- Born: Semka Sokolović 22 December 1935 Sarajevo, Kingdom of Yugoslavia
- Died: 4 March 2008 (aged 72) Zagreb, Croatia
- Resting place: Mirogoj Cemetery, Zagreb, Croatia
- Occupation: Actress
- Years active: 1956–2008
- Spouse: Mario Bertok
- Children: 1
- Family: Sokolović family

= Semka Sokolović-Bertok =

Semka Sokolović-Bertok (22 December 1935 – 4 March 2008) was a Bosnian and Croatian actress. She also was a competitive chess player in her youth, winning the Croatian Chess Juniors Championship eight times.

==Personal life==
Semka was a descendant of an influential Sokolović family. She was born in Sarajevo, Kingdom of Yugoslavia. Her mother Abida was a seamstress. Sokolović's older sister Badema (1929–1969) was a mezzo-soprano singer. She was married to chess International Master Mario Bertok

In March 2008, Sokolović's son Mario Bertok announced her death from internal bleeding following a stroke. She was 72.

==Career==
In addition to her work at a theatre in Zagreb, she appeared in numerous film roles. She made her film debut in 1956. Among others, she performed in the 1967 TV film Kineski zid (an adaptation of the Max Frisch's play Die Chinesische Mauer). She also had a supporting role in La Corta delle bambole notte di vetro (1971, directed by Aldo Lado), starring Ingrid Thulin and Mario Adorf.

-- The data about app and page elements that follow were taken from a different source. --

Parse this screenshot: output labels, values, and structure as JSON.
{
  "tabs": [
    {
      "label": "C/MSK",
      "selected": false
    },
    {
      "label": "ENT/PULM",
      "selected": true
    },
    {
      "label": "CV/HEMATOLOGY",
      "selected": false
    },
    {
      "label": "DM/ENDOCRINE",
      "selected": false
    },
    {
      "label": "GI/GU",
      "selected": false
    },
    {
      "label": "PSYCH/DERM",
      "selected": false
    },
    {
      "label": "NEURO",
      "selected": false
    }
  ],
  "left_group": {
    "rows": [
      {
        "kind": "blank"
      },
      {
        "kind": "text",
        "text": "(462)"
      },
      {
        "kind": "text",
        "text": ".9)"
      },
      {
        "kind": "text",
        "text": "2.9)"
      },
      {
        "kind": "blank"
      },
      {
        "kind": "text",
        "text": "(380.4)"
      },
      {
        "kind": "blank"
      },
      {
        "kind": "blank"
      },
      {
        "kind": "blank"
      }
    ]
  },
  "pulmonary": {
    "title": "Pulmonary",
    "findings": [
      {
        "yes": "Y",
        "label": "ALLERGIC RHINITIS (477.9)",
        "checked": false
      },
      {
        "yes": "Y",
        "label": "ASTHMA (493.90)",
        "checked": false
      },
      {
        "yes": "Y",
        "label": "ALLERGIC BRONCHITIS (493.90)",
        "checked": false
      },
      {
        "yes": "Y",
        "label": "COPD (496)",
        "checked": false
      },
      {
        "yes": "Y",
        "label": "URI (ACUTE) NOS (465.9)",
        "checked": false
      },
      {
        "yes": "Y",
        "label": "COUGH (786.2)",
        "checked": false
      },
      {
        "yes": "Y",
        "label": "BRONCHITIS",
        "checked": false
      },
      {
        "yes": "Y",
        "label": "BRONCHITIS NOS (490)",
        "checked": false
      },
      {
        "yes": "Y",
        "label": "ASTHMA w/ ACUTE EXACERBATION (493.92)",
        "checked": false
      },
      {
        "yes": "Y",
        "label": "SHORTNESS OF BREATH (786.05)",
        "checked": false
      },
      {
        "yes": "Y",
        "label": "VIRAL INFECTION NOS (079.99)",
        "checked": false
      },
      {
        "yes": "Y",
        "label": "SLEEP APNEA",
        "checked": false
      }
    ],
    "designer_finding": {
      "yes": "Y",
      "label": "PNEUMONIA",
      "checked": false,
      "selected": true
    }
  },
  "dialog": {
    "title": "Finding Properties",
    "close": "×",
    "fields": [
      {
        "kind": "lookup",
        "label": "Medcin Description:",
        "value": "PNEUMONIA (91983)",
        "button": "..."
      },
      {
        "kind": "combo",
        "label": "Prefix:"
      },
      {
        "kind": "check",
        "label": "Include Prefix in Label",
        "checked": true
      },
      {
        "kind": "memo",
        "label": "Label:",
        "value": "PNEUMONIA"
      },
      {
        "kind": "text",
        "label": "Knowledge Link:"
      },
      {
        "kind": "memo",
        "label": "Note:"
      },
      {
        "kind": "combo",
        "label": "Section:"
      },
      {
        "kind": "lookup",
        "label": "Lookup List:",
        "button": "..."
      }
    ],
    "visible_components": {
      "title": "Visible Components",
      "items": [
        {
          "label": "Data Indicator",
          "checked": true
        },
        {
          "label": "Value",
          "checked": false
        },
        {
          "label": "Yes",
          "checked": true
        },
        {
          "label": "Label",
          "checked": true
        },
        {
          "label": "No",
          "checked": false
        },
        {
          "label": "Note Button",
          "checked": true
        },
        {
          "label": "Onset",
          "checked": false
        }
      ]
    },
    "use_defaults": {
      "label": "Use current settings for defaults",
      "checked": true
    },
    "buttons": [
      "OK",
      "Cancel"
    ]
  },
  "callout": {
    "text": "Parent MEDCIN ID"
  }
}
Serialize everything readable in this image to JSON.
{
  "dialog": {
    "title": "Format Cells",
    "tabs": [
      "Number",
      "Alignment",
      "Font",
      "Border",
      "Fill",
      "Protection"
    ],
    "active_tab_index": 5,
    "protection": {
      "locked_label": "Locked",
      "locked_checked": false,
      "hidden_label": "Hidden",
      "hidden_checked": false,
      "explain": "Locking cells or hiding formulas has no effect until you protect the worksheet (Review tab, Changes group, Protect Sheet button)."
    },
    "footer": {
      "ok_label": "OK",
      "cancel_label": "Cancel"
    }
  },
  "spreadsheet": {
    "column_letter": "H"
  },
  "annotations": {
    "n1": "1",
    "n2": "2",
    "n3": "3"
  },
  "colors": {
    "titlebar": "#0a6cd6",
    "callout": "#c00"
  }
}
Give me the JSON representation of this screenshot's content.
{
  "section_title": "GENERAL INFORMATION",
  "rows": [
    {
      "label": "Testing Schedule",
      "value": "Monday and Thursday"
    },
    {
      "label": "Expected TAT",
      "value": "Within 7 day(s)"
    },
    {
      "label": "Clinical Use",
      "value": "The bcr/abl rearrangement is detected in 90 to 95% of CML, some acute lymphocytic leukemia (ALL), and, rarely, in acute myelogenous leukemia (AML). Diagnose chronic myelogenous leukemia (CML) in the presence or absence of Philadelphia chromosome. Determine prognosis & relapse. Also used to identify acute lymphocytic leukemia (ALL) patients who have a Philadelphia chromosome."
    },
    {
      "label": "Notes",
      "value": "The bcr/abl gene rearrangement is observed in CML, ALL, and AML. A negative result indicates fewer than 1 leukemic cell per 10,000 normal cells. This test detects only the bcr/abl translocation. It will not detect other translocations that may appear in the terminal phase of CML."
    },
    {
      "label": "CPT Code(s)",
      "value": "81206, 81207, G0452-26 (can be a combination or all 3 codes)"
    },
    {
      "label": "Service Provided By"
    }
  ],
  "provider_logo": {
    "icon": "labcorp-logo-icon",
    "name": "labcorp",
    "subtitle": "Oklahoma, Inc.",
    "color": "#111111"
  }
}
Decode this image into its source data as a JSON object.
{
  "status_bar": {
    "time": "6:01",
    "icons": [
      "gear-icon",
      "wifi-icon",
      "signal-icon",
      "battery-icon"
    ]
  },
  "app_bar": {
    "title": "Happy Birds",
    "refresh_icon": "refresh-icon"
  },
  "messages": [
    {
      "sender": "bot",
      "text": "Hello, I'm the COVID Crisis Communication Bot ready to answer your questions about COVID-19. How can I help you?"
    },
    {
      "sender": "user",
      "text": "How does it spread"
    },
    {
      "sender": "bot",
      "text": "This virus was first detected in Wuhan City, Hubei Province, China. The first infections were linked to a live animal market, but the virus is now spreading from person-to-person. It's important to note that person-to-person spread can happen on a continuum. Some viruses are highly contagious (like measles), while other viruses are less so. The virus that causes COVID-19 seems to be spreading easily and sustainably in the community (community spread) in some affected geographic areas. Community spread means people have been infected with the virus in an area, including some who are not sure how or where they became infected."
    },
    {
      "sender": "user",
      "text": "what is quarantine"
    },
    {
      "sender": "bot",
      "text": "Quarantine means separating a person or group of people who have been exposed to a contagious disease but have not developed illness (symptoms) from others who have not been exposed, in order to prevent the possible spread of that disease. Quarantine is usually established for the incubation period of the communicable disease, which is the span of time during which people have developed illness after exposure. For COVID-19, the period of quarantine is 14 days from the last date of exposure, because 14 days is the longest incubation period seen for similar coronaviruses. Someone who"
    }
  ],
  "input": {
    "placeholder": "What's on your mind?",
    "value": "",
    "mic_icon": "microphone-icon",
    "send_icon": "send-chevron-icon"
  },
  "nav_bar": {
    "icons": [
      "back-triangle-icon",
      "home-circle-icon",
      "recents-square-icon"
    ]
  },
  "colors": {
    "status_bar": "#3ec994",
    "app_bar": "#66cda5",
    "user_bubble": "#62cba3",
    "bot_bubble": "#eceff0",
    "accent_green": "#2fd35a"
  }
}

In the TV movie Roko i Cicibela (1978, directed by Stipe Delić), she played the female lead role. Sokolović-Bertok also starred as a high school headmistress in the satirical film Majstori, majstori! (1980, directed by Goran Marković). Her last film was Traktor, ljubezen in Rock'n'Roll (2008, directed by Branko Đurić). Her final film roles were in 2004's Days and Hours, directed by Pjer Žalica, and the 2006 film Grbavica, directed by Jasmila Žbanić.